Il progettoBlue Crabdovrebbe concludersi, salvo possibili proroghe di altri 6 mesi, ad aprile 2026 e che a Chioggia, ha visto svolgersi un meeting di progetto e una delle “study visit” previste. Il punto della situazione è stato fatto con il vicesindaco di Chioggia, Serena De Perini, e l’assessore regionale veneto all’Agricoltura e Pesca, Cristiano Corazzari

«Oggi stiamo cominciando a capire dove il granchio blu si riproduce, che si riproduce due volte l’anno, che mangia qualsiasi cosa, che ha fatto sparire vongole di mare e telline solo per citarne alcune. Siamo però solo a metà del guado dei dati da raccogliere ed elaborare – ha detto Paolo Tiozzo, presidente di Confcooperative del Veneto – perché stiamo lavorando con la biodiversità e ci vogliono tempi lunghi. Questo progetto però ha il merito di mettere assieme scienza, operatori e tecnologie all’avanguardia per “studiare il nemico” o meglio cercando di comprendere come contenere i danni e farlo diventare un’opportunità, calcolando però che il 95% non è commerciabile perché ormai granchio maturo».

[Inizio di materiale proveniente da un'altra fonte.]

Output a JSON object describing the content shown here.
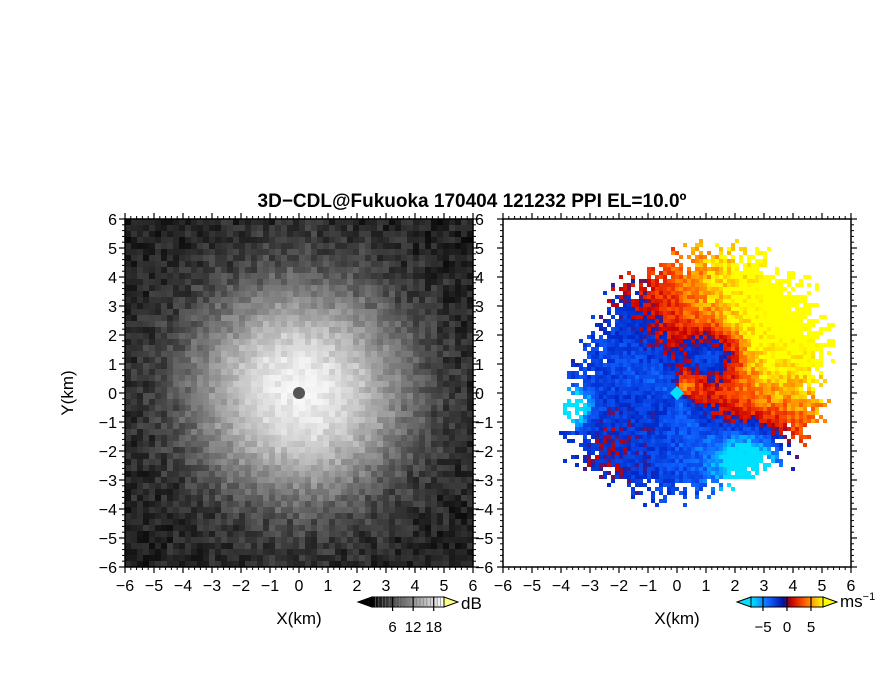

Nel farlo diventare un’opportunità, l’assessore Corazzari cita l’esempio di una multinazionale dello Sri Lanka che sta lavorando nella sacca di Scardovari, assieme alle cooperative locali, commercializzando nel loro paese e in Messico il granchio blu, facendolo poi lavorare in loco, a costi minori di manodopera. «L’esempio viene da Scardovari– ha detto Corazzari – dove pochi mesi fa è partito il primo container carico di quintali di granchio blu, destinazione Sri Lanka, dove questo crostaceo è considerato una vera prelibatezza. Intanto questo progetto e modello di ricerca sarà utile per trovare una soluzione condivisa per arginare il fenomeno che sta mettendo in ginocchio famiglie e imprese, soprattutto cooperative. Un modello utile alle nostre lagune perché non possiamo importare modelli esteri che non rispondono alle esigenze dei nostri territori».

A confermarlo anche Alberto Pallavicini, professore di Genetica all’università di Trieste: «il granchio blu nel suo ambiente di origine non ha mai avuto un’esplosione come quella che stiamo vedendo nei nostri mari che sono come i Caraibi per loro acque perfette, un sacco di nutrimento. E finché ci sono queste condizioni continuerà ad espandersi. In ogni caso dobbiamo cominciare a considerarlo di casa e non più un mostro alieno. Sappiamo d’altronde che è un ottimo prodotto nel nord degli Stati Uniti e in Oriente è molto ricercato. Per questo dobbiamo iniziare a considerarlo una risorsa, facciamo in modo che entri quotidianamente nei consumi alimentari».

Per il vicesindaco De Perini «il granchio blu è un flagello comune per molti ma possiamo unire le forze e combatterlo assieme come in questo caso. Ormai il granchio blu è diventato autoctono, ma non lo conosciamo abbastanza. Dobbiamo per questo pensare ad una sostenibilità, possiamo cioè domarlo non sconfiggerlo».

Il progettoBlue Crab” ha un budget complessivo di oltre 1 milione di euro (cofinanziato dal FESR per circa 850.000 euro) e si svilupperà fino al 2026, con l’obiettivo di proteggere la biodiversità marina dell’Alto Adriatico, salvaguardare gli habitat costieri e ridurre l’impatto della specie invasiva “Callinectes sapidus”, responsabile di gravi danni economici e ambientali.

Particolare attenzione è rivolta alla creazione di un osservatorio sul granchio blu e sulla biodiversità dell’Alto Adriatico, che sta fungendo da strumento stabile di monitoraggio e coordinamento tra Italia e Slovenia, con il coinvolgimento delle comunità locali e degli operatori della pesca.